Now change the ls to foo (or some other command that will not be found) and run the script again. This time the output is:
$ ./demo.sh
./demo.sh: line 3: exec: foo: not found
this goes to stderr
and the file out now has the contents produced by the first echo line.
This makes what exec "really does" as obvious as possible (but no more obvious, as Albert Einstein did not put it :-) ).
Normally, when the shell goes to execute a "simple command" (see the manual page for the precise definition, but this specifically excludes the commands in a "pipeline"), it prepares any I/O redirection operations specified with <, >, and so on by opening the files needed. Then the shell invokes fork (or some equivalent but more-efficient variant like vfork or clone depending on underlying OS, configuration, etc), and, in the child process, rearranges the open file descriptors (using dup2 calls or equivalent) to achieve the desired final arrangements: > out moves the open descriptor to fd 1—stdout—while 6> out moves the open descriptor to fd 6.
If you specify the exec keyword, though, the shell suppresses the fork step. It does all the file opening and file-descriptor-rearranging as usual, but this time, it affects any and all subsequent commands. Finally, having done all the redirections, the shell attempts to execve() (in the system-call sense) the command, if there is one. If there is no command, or if the execve() call fails and the shell is supposed to continue running (is interactive or you have set execfail), the shell soldiers on. If the execve() succeeds, the shell no longer exists, having been replaced by the new command. If execfail is unset and the shell is not interactive, the shell exits.
(There's also the added complication of the command_not_found_handle shell function: bash's exec seems to suppress running it, based on test results.

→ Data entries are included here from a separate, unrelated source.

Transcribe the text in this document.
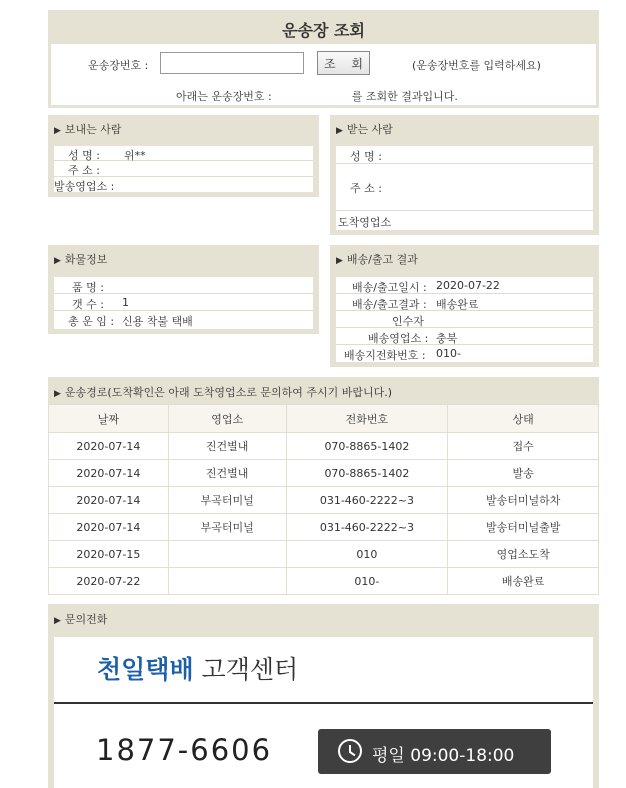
운송장 조회
운송장번호 :	조 회	(운송장번호를 입력하세요)
아래는 운송장번호 :	를 조회한 결과입니다.
▶ 보내는 사람
성 명 : 위**
주 소 :
발송영업소 :
▶ 받는 사람
성 명 :
주 소 :
도착영업소
▶ 화물정보
품 명 :
갯 수 : 1
총 운 임 : 신용 착불 택배
▶ 배송/출고 결과
배송/출고일시 : 2020-07-22
배송/출고결과 : 배송완료
인수자
배송영업소 : 충북
배송지전화번호 : 010-
▶ 운송경로(도착확인은 아래 도착영업소로 문의하여 주시기 바랍니다.)
날짜	영업소	전화번호	상태
2020-07-14	진건별내	070-8865-1402	접수
2020-07-14	진건별내	070-8865-1402	발송
2020-07-14	부곡터미널	031-460-2222~3	발송터미널하차
2020-07-14	부곡터미널	031-460-2222~3	발송터미널출발
2020-07-15		010	영업소도착
2020-07-22		010-	배송완료
▶ 문의전화
천일택배 고객센터
1877-6606	평일 09:00-18:00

The exec keyword in general makes the shell not look at its own functions, i.e., if you have a shell function f, running f as a simple command runs the shell function, as does (f) which runs it in a sub-shell, but running (exec f) skips over it.)

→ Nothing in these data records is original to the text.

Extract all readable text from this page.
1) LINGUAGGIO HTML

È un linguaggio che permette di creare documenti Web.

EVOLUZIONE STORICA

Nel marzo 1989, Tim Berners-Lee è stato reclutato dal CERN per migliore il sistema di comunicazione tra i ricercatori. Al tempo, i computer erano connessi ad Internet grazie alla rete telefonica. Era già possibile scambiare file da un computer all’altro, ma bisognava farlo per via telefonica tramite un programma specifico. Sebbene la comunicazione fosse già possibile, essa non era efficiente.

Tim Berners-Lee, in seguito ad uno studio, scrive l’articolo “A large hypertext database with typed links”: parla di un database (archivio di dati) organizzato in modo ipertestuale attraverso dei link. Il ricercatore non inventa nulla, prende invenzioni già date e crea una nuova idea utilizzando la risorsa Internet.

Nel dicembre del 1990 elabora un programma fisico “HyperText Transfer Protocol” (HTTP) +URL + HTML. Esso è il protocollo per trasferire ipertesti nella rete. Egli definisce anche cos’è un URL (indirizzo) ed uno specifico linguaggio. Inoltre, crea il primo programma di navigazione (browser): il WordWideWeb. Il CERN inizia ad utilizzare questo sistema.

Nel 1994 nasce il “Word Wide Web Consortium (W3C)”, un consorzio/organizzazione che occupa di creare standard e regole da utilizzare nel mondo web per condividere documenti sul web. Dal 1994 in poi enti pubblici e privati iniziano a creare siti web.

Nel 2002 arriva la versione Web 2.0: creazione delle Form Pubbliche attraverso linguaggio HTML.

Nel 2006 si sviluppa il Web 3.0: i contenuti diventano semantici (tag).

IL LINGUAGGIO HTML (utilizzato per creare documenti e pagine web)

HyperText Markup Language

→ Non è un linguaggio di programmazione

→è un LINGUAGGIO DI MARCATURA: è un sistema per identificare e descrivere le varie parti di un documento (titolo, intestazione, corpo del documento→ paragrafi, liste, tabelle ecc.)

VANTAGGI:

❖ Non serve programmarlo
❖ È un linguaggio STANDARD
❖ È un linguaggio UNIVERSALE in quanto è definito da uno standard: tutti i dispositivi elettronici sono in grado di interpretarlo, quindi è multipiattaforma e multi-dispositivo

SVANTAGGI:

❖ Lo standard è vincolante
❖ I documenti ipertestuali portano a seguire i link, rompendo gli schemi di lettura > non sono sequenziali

As for why ls>out1 ls>out2 creates two files (with or without an exec), this is simple enough: the shell opens each redirection, and then uses dup2 to move the file descriptors. If you have two ordinary > redirects, the shell opens both, moves the first one to fd 1 (stdout), then moves the second one to fd 1 (stdout again), closing the first in the process. Finally, it runs ls ls, because that's what's left after removing the >out1 >out2. As long as there is no file named ls, the ls command complains to stderr, and writes nothing to stdout.